Committee meetings at the state Legislature were canceled for today to allow lawmakers to attend a conference about welfare reform that Braun will also attend.
Braun and Bauer said they see their role in welfare reform as knowledge brokers, not as agenda-setters.
“Certainly, what we’re trying to do here is not a partisan approach to policymaking,” said Braun.
As knowledge brokers, Braun and Bauer are helping the University fulfill its role as a land-grant institution.
“The mandate of land-grant universities is to help people make informed decisions about problems and issues in their lives,” said Braun, the College of Human Ecology’s associate dean for outreach.

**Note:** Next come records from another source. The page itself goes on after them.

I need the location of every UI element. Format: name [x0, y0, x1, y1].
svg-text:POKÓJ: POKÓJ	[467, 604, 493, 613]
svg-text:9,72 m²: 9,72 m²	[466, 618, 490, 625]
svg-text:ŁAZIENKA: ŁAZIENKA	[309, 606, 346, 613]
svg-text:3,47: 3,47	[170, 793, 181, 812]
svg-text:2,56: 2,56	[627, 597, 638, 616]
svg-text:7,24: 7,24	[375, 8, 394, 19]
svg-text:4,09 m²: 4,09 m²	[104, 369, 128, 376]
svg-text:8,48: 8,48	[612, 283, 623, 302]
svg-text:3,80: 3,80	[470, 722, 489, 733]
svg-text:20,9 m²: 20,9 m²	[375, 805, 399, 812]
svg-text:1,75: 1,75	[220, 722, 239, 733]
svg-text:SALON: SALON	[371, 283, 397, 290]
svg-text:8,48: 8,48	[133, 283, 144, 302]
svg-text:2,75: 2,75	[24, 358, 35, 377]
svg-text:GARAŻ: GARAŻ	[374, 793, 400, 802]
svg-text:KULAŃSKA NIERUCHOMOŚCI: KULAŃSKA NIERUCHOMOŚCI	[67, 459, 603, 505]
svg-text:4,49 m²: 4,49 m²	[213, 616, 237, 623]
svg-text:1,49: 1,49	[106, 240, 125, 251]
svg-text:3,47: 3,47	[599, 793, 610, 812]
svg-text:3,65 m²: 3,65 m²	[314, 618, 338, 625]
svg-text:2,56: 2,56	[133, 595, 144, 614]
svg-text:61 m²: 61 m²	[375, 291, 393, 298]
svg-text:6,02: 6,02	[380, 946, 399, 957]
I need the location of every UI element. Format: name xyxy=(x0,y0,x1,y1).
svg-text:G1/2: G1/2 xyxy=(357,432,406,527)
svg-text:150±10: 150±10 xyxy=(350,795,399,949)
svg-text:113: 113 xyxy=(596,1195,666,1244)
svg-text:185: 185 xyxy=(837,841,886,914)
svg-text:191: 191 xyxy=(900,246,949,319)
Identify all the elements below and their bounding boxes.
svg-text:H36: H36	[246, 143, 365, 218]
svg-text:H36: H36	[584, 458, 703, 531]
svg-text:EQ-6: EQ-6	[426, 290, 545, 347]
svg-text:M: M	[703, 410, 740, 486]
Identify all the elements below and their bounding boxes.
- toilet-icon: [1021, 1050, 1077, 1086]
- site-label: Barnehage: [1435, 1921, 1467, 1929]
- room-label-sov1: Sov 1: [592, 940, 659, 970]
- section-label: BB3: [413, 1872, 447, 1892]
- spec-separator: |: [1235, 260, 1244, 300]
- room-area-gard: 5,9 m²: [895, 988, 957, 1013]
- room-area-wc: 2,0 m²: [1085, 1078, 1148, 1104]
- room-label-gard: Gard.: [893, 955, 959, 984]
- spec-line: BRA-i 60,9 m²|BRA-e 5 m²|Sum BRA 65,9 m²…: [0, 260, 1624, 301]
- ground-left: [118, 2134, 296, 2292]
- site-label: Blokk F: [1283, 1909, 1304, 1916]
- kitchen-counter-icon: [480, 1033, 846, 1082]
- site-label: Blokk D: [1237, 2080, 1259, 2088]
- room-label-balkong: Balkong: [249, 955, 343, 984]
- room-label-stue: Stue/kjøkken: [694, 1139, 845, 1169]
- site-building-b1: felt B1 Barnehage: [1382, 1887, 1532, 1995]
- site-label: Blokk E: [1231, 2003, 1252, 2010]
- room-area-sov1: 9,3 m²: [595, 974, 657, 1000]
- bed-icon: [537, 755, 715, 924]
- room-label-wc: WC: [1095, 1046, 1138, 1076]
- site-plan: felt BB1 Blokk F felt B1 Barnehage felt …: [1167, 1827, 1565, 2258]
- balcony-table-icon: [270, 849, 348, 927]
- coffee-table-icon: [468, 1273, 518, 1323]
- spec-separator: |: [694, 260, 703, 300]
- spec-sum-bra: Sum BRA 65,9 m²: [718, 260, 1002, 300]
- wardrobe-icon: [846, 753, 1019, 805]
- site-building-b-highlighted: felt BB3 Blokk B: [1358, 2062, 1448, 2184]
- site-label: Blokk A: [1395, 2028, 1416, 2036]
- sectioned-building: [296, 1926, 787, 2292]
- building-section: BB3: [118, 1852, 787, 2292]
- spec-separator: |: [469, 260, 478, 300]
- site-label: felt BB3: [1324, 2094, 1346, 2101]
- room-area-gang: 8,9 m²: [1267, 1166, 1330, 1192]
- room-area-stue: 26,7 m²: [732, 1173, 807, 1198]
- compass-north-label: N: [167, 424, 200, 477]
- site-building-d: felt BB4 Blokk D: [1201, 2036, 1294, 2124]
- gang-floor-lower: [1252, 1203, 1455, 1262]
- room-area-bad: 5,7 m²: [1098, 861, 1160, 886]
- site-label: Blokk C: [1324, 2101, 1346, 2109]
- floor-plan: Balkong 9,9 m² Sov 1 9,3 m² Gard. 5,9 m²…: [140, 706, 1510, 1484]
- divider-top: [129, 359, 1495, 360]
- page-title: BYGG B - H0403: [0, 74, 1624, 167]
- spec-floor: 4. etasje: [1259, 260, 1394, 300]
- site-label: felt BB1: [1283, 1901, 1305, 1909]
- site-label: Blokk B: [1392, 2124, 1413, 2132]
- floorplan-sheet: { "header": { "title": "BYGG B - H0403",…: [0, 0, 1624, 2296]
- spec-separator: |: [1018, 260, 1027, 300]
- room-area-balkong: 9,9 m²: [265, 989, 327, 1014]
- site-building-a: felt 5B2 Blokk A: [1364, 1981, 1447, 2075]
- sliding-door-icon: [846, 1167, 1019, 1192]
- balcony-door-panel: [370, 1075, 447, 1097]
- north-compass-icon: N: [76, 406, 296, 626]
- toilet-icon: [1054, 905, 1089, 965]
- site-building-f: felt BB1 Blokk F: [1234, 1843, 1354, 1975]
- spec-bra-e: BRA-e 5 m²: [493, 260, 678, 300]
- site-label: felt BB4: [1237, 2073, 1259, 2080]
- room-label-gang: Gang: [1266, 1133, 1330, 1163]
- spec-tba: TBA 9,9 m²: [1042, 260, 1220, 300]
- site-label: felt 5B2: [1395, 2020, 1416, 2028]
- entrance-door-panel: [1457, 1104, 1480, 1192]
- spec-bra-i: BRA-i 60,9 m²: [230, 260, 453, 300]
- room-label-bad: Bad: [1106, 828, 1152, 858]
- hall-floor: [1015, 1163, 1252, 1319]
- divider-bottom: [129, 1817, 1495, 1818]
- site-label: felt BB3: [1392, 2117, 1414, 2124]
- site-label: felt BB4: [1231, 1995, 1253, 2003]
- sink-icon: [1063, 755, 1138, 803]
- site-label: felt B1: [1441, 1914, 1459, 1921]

She also mentioned that Morrill Hall, the University’s administrative building, is named after the federal legislation that allowed the University to fulfill that mandate, the Morrill Act of 1862.
“We have been leading this on behalf of the land-grant institutions nationwide,” said Braun.
Bauer, a professor of family social science, emphasized the importance to the state of the University’s contribution to the debate. “Depending on what comes out of the Minnesota Legislature, it could provide opportunities for decisions to be made in counties and our towns,” Bauer said.
Bauer said health care, child care and transportation will all be important issues for counties and towns when they try to get families off welfare. These fields, she said, might create more jobs in local and county government.
“Logically, we know that when people make a change (from public assistance to work), it’s not just the going to work we need to look at,” said Bauer, a family economist in the College of Human Ecology.
Bauer said that transportation will be especially important because new jobs tend to be created in the suburbs, not in the urban centers where many welfare recipients live.
Improvements to systems such as public transportation might be beneficial to all people, not just those on public assistance, Bauer said.
“It’s hard for some students to come to the University using public transportation,” Bauer said. These students would be secondary beneficiaries, she said, from any improvements to local mass transit.
But Braun and Bauer emphasized that they can’t tell communities what kind of welfare reform is best.
“Intuitively, you know that the solutions in Roseau, Minn., are going to be different from the solutions in Rochester, but we all live in Minnesota with the laws and policies in Minnesota,” Bauer said.
Students, faculty and community members can watch the broadcast at the Earle Brown Continuing Education Center in St. Paul, or at any television with a satellite downlink, if they know the downlink code.
Braun is scheduled to give at least five national presentations in 1997 on welfare reform.
“We’re going to help the people that are watching the broadcast to ask the kinds of questions that need to be asked so that they can be better informed about the issues involved, the alternatives,” said Bauer.